Kali ini senja berbeda dengan hari-hari yang telah lalu, Raja
Santanu – keturunan Raja Agung Bharata meluangkan sejenak waktu setelah
kesibukan menangani berbagai tugas kerajaan. Ia perlu sejenak
menyegarkan pikiran sebelum tugas-tugas pada hari berikut menunggu. Sang
Raja menanti saat-saat menentukan saat mahatari akan berubah seakan
bola raksasa dalam warna tembaga, perlahan turun kemudian menghilang di
garis cakrawala. Kemilau cahaya emas memantulkan pakaian kebesaran Sang
Raja, di balik pakaian itu adalah sesosok badan yang kekar, menyangga
seraut wajah tampan dan agung. Santanu mewarisi kebesaran dari raja-raja
sebelumnya, keturunan Raja Besar Bharata.

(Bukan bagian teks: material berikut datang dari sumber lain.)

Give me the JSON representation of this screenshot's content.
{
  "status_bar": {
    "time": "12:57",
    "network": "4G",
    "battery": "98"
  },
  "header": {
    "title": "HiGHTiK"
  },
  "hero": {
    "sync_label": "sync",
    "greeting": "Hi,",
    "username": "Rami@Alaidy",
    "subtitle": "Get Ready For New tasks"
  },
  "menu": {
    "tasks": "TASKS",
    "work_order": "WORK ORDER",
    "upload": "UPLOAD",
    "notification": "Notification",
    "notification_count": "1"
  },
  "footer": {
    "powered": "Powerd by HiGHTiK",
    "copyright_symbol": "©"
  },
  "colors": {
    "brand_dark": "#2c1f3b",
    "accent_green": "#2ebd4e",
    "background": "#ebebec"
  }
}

Raja Santanu tengah tenggelam dalam kemuliaan alam ketika
tiba-tiba ia dikejutkan oleh sosok berpinggang ramping disangga jenjang
sepasang betis, terbalut pakaian serba indah. Cahaya senja menyebabkan
perhiasan emas bertahta batu permata tampak berkilauan. Desir angin yang
ramah membawa aroma wangi dari rambut yang halus dan panjang. Santanu
terpana, ia tak pernah menyangka, bahwa pada suatu senja yang indah ia
akan dapat bersua dengan seroang perempuan jelita. Wajah perempuan itu
membelakangi cahaya senja, tampak seakan bayang semu susah dikenal.
Santani perlu mendekat beberapa langkah sebelum akhirnya berhenti dengan
darah tersirap, ia menatap seraut wajah yang teramat cantik tanpa cela.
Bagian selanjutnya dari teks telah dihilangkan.